Le Nouvel An est une fête d'hiver nostalgique, qui pour beaucoup est presque inextricablement liée à de bons souvenirs d'enfance. Le bruit de la télé, sur laquelle dès le matin ils jouent "Irony of Fate" et "Harry Potter", des odeurs délicieuses de la cuisine, un pyjama douillet avec de petites étoiles jaunes et un chat roux Barsik qui se met constamment sous les pieds.

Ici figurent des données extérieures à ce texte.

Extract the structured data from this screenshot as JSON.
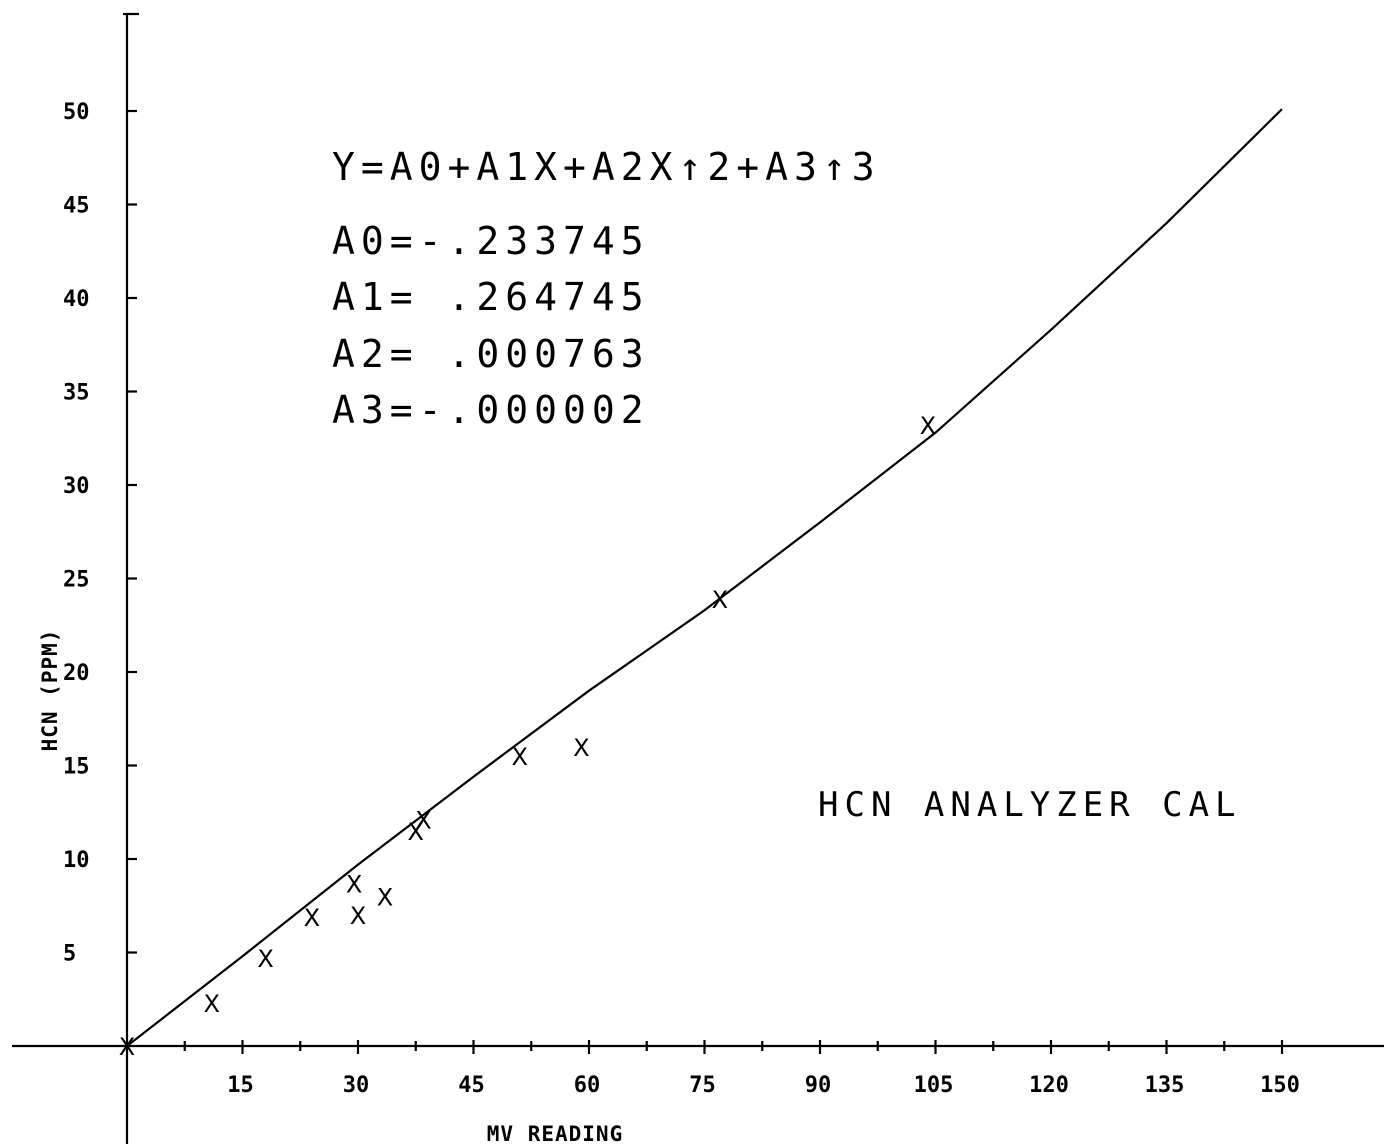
{
  "chart_data": {
    "type": "scatter",
    "title": "HCN ANALYZER CAL",
    "xlabel": "MV READING",
    "ylabel": "HCN (PPM)",
    "xlim": [
      0,
      150
    ],
    "ylim": [
      0,
      50
    ],
    "xticks": [
      15,
      30,
      45,
      60,
      75,
      90,
      105,
      120,
      135,
      150
    ],
    "yticks": [
      5,
      10,
      15,
      20,
      25,
      30,
      35,
      40,
      45,
      50
    ],
    "xtick_labels": [
      "15",
      "30",
      "45",
      "60",
      "75",
      "90",
      "105",
      "120",
      "135",
      "150"
    ],
    "ytick_labels": [
      "5",
      "10",
      "15",
      "20",
      "25",
      "30",
      "35",
      "40",
      "45",
      "50"
    ],
    "grid": false,
    "equation": "Y=A0+A1X+A2X↑2+A3↑3",
    "coefficients": [
      {
        "label": "A0=-.233745",
        "value": -0.233745
      },
      {
        "label": "A1= .264745",
        "value": 0.264745
      },
      {
        "label": "A2= .000763",
        "value": 0.000763
      },
      {
        "label": "A3=-.000002",
        "value": -2e-06
      }
    ],
    "point_marker": "X",
    "points": [
      {
        "x": 0,
        "y": 0
      },
      {
        "x": 11,
        "y": 2.3
      },
      {
        "x": 18,
        "y": 4.7
      },
      {
        "x": 24,
        "y": 6.9
      },
      {
        "x": 29.5,
        "y": 8.7
      },
      {
        "x": 30,
        "y": 7.0
      },
      {
        "x": 33.5,
        "y": 8.0
      },
      {
        "x": 37.5,
        "y": 11.5
      },
      {
        "x": 38.5,
        "y": 12.1
      },
      {
        "x": 51,
        "y": 15.5
      },
      {
        "x": 59,
        "y": 16.0
      },
      {
        "x": 77,
        "y": 23.9
      },
      {
        "x": 104,
        "y": 33.2
      }
    ],
    "fit_line": {
      "x": [
        0,
        15,
        30,
        45,
        60,
        75,
        90,
        105,
        120,
        135,
        150
      ],
      "y": [
        0,
        4.8,
        9.7,
        14.4,
        19.0,
        23.3,
        28.0,
        32.8,
        38.3,
        44.0,
        50.1
      ]
    }
  }
}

Imaginez maintenant: vous vous réunissez à la table familiale, et votre frère vous dit qu'en fait Barsik s'est échappé en 1999 et que "Harry Potter" n'a commencé à être diffusé à la télévision que six ans plus tard. Et tu ne portais pas de pyjama avec des astérisques parce que tu étais déjà en cinquième. Et bien sûr: dès que le frère s'en souvient, le souvenir coloré s'effondre. Mais pourquoi cela paraissait-il si réel alors ?

Amnésie sans fin

Beaucoup de gens sont convaincus que la mémoire humaine fonctionne comme une caméra vidéo, enregistrant avec précision tout ce qui se passe autour. Cela est particulièrement vrai des événements personnellement significatifs associés à l'expérience soudaine d'émotions fortes.

Ainsi, en partageant des souvenirs d'un accident de voiture, une personne peut très souvent se souvenir non seulement de ce qu'elle a fait et où elle allait, mais aussi, par exemple, du temps qu'il faisait derrière la fenêtre ou de ce qui passait à la radio. Cependant, la recherche montre que les choses ne sont pas si simples: peu importe à quel point un souvenir peut être vif et vivant, il est toujours sujet à la « corrosion ».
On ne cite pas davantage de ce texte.